Still another fusing device (see, e.g., Japanese Patent Publication No. 2004-4235A) has been proposed as a device which solves the above-described drawbacks. A stretching member is placed at a position which is upstream with respect to the moving direction of a heat-resistant belt and where the heat-resistant belt turns itself around a heating roller to thus form a nipping portion, with reference to a tangential line of a press contact position defined between the heating roller and a pressing roller. This stretching member is supported so as to be swayable. As a result, the structure of the heat-roller-type fusing device can be subjected to simplification, downsizing, and cost-saving. A warm-up time can be shortened, and deformation of an output sheet medium, such as occurrence of a curl or wrinkles in the sheet medium, can be prevented by reducing stress imposed on the sheet medium.
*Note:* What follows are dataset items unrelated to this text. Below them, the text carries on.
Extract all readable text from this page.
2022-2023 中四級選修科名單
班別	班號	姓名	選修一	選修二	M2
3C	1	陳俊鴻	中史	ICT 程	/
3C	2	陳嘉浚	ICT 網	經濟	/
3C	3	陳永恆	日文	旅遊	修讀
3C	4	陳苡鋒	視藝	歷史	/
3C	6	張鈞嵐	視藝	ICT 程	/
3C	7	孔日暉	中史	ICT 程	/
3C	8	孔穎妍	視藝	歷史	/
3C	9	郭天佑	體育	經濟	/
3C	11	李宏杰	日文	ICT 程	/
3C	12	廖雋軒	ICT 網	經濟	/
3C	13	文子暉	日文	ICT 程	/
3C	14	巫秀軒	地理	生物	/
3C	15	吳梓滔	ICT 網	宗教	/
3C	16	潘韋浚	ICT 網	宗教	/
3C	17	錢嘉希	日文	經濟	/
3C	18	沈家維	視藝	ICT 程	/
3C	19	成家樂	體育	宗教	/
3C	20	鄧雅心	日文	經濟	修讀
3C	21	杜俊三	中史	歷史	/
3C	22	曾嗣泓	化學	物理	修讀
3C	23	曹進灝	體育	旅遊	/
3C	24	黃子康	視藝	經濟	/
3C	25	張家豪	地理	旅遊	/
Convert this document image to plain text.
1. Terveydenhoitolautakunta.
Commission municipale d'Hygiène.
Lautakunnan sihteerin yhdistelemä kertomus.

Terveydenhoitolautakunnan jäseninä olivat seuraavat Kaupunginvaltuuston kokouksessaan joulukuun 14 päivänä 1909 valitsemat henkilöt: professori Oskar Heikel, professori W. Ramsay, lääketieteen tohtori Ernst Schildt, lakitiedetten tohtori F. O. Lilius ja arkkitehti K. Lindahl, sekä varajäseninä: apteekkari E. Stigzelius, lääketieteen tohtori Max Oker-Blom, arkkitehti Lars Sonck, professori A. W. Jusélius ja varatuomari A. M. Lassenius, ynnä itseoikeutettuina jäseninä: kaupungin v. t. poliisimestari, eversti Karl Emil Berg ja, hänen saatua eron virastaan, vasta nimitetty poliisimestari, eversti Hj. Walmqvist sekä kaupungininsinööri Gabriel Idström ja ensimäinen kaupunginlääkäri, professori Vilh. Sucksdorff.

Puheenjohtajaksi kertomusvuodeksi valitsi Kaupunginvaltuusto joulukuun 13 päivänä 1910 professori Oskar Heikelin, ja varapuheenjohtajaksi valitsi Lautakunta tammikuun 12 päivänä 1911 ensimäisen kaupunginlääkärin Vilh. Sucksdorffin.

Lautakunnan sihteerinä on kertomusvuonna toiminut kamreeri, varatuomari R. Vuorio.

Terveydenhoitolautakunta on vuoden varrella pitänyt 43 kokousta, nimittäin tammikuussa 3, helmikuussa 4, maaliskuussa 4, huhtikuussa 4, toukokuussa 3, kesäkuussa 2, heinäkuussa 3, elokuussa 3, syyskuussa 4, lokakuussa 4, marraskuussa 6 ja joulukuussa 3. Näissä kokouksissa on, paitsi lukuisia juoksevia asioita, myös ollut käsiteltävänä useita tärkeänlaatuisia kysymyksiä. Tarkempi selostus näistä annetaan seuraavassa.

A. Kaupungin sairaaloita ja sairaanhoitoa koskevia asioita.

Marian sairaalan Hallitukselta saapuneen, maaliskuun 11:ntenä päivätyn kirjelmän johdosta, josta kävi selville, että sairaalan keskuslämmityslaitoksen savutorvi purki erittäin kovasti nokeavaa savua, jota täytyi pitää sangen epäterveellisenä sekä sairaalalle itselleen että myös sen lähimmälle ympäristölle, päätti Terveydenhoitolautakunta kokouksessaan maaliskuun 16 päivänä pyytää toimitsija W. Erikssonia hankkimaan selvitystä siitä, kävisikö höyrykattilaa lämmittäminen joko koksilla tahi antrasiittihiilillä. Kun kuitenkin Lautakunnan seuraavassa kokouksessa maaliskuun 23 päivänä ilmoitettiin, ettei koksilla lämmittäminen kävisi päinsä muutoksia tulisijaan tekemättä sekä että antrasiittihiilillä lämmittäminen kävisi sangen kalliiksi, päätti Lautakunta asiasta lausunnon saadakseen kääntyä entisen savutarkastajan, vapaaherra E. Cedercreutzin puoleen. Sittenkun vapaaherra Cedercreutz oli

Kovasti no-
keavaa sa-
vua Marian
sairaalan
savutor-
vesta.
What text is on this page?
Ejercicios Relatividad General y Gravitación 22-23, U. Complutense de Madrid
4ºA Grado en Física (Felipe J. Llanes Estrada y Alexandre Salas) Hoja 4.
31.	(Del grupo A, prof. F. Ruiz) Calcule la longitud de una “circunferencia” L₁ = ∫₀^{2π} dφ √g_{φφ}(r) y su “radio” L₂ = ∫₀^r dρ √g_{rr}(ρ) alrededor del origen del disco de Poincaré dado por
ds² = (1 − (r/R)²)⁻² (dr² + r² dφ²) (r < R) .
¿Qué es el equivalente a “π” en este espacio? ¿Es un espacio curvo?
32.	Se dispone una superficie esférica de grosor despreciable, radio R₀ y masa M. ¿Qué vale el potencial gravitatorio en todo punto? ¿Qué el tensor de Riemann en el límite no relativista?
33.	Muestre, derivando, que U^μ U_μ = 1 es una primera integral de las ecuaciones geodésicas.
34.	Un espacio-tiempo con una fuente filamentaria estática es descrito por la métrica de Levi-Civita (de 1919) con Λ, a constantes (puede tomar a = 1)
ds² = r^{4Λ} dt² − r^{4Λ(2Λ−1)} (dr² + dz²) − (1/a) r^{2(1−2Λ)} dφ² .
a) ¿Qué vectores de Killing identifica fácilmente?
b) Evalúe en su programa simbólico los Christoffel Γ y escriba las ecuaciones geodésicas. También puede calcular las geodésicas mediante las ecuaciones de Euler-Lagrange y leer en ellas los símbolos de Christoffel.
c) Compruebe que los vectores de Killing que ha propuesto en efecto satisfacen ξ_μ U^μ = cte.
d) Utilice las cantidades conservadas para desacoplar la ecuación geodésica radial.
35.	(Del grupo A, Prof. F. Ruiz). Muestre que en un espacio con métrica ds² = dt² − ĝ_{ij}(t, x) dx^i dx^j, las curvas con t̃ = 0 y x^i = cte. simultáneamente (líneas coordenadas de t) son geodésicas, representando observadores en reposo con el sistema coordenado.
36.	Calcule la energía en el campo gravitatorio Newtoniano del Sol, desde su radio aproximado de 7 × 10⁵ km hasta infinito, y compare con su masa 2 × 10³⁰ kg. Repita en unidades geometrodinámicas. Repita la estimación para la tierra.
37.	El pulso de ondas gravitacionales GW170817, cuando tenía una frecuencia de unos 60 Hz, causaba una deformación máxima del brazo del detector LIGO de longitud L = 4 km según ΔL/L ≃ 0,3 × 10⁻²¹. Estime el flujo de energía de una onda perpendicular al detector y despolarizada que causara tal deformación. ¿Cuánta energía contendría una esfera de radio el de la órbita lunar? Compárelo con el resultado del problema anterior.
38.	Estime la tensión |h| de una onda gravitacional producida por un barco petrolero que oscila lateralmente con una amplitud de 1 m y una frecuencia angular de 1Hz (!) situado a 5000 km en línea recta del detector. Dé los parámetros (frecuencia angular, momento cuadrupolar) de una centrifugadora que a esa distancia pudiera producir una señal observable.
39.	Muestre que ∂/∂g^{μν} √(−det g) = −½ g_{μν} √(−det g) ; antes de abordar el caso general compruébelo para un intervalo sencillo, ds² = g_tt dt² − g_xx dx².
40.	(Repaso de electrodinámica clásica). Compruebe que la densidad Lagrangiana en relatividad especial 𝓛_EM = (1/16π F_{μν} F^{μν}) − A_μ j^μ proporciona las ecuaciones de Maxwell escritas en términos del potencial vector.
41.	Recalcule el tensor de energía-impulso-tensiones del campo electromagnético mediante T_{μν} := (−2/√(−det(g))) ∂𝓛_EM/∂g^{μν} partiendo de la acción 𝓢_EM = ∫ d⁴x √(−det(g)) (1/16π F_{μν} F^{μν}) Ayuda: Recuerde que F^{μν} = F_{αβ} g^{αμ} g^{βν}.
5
The structures of the respective related-art fusing devices that have been proposed thus far are effective means for enhancing the fusing characteristic. However, the structures are not sufficient for forming a stable nipping portion in the axial direction of the heating roller and that of the pressing roller; namely, over the entire longitudinal area of the heating roller and that of the pressing roller. More specifically, the nipping portion is slightly relevant to axial deflection of the heating roller and that of the pressing roller attributable to pressure or deformation of the pressing member or that of the stretching member, such as a twist, a warpage, or an axial torsion. For these reasons, under the present circumstances, the nipping portion is under influence of such deformation, and difficulty is encountered in preventing the nipping portion from becoming unstable. Thus, enhancement of the fusing characteristic cannot be achieved.
In addition, there may arise a case where creeping deformation arises under influence of the heating roller which is heated to a temperature as high as about 200° C. Particularly, when the stretcher is formed from a plastic material having low thermal capacity, on the assumption that the stretcher is effective for shortening a warm-up time, the phenomenon of occurrence of deflection or deformation has become noticeable, which is not preferable for forming a stable nipping portion.